Personnellement, je ne connaissais absolument pas le monde de la murder ni du Grandeur Nature avant qu’une amie ne m’en parle.

Pour être honnête, j’avais un peu d’appréhension pour cette première. Etant donné que je n’avais absolument aucune idée de la manière dont ce genre de soirée pouvait se dérouler, j’avais peur de me retrouver complètement dépourvue d’idées et d’être incapable de bien jouer mon personnage.

Mais en réalité, tout s’est très bien passé car chacun était réellement impliqué dans son rôle, que ce soit en termes de costume ou d’interprétation, et du coup j’ai été entraînée par les autres et la soirée est passée à la vitesse de l’éclair !

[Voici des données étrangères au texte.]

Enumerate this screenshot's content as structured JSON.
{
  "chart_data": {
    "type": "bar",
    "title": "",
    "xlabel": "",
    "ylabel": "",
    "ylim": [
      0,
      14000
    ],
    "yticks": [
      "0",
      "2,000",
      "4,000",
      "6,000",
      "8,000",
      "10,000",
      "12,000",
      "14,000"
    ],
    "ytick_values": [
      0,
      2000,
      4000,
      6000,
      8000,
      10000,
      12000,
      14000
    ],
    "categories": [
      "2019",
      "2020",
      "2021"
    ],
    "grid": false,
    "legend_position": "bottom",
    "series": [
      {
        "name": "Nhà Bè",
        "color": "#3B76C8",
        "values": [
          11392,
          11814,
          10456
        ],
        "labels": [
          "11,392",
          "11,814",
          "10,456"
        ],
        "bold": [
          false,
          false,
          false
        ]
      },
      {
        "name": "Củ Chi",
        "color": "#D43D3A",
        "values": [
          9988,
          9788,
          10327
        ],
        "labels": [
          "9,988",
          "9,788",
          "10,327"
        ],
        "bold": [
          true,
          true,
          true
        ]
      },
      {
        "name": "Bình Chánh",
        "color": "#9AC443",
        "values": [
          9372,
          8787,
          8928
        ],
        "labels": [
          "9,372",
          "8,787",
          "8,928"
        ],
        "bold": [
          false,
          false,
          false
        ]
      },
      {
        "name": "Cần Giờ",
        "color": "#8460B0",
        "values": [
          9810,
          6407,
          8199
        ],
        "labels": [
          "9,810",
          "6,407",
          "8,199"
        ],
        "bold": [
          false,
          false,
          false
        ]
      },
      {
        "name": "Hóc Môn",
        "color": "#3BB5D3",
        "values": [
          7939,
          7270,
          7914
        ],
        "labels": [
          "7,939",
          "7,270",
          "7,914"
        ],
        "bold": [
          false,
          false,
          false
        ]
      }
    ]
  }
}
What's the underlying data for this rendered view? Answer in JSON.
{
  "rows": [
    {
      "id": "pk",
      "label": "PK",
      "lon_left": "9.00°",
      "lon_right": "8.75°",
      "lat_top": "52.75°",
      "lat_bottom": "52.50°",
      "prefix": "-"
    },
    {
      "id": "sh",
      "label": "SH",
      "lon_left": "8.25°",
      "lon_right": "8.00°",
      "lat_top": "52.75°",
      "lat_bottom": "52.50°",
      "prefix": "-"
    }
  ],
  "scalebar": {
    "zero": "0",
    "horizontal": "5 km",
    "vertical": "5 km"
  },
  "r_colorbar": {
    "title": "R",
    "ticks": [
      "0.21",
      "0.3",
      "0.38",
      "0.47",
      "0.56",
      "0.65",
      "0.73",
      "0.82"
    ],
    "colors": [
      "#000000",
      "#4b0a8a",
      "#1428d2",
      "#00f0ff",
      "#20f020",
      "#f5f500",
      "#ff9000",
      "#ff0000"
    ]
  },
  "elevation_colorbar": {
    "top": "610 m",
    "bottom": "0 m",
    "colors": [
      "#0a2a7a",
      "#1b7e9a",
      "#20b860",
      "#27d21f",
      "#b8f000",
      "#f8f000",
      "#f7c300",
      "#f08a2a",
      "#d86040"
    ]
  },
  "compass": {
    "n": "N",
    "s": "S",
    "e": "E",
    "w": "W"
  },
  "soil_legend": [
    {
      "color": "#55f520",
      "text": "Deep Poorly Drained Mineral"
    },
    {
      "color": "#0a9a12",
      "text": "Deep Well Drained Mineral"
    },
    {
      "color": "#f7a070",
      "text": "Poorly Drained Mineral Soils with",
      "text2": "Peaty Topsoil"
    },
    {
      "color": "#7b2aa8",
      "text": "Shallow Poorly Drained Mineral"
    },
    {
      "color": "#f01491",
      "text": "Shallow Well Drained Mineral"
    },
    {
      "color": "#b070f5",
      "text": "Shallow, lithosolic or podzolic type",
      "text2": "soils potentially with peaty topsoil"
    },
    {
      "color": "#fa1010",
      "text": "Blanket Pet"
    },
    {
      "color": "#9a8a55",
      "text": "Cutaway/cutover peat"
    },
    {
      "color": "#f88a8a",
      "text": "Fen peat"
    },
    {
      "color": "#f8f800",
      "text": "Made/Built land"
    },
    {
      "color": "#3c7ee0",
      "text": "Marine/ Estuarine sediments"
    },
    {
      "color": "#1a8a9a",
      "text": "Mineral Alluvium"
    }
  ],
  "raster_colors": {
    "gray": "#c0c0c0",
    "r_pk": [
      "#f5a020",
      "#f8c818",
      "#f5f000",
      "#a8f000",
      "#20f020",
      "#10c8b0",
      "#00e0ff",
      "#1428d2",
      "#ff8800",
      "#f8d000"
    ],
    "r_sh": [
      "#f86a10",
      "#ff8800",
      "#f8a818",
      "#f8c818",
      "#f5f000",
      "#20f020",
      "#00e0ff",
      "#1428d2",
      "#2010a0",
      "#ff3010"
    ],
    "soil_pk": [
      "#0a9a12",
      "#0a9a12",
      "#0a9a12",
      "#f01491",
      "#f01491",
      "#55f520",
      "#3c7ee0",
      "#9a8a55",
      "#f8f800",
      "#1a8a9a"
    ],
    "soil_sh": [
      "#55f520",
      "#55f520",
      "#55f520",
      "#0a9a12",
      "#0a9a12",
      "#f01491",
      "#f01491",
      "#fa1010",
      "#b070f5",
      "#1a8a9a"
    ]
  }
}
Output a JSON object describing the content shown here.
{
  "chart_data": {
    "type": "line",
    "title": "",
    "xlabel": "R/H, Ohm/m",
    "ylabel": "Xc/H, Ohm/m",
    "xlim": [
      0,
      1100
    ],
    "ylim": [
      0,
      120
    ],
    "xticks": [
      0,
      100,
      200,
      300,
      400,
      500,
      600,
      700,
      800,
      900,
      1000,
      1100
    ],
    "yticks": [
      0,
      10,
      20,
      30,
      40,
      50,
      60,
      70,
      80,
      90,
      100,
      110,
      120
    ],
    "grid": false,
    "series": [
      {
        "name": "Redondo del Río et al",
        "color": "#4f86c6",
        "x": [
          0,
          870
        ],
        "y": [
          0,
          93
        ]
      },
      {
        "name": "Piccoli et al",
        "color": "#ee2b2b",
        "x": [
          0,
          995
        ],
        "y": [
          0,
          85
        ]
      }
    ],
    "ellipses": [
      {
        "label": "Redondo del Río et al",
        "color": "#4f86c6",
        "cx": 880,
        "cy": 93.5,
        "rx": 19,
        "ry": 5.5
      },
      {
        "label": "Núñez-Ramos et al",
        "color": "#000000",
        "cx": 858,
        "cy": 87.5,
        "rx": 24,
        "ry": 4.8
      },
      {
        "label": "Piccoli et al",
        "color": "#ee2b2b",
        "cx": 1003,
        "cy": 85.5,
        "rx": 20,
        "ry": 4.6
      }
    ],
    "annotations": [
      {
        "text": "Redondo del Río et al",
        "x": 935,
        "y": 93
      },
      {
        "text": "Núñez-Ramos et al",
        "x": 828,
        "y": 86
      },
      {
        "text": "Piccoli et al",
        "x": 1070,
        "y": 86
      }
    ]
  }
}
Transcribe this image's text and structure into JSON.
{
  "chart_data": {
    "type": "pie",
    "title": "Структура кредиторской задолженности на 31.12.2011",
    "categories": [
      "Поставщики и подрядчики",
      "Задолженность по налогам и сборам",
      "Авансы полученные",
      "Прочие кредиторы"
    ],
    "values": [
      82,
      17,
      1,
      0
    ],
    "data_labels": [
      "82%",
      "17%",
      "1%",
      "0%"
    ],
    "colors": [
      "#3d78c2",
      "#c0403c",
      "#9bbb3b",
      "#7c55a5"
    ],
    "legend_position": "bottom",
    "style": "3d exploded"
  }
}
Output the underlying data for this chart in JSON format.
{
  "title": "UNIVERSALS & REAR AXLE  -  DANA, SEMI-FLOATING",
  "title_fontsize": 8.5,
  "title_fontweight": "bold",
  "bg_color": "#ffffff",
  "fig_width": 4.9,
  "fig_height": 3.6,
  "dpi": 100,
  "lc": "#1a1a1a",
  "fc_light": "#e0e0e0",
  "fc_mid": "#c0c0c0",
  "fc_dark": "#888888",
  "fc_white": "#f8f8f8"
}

L’important c’est de lâcher-prise et de ne pas hésiter à se prendre au jeu. Profitez-en, pour une fois que vous pouvez incarner des démons, des agents secrets et autres aventuriers de l’espace !

 

Photo murder 3

(Titre d’une des murders proposées par GNeuh, Ovni soit qui mal y pense, conçue et rédigée par Olivier Noël)

 

En conclusion, je dirais que pour ceux qui ont un peu d’appréhension à l’idée de pénétrer dans le monde du Grandeur Nature, la murder se présente comme un bon début et un premier pas dans le monde du jeu de rôle. Sous un format plus court que la plupart des GN et demandant moins d’investissement dans les costumes, la murder party est destinée à tous ceux qui ont envie de passer une soirée agréable et originale entre amis, aux curieux, à ceux en manque de sensations fortes…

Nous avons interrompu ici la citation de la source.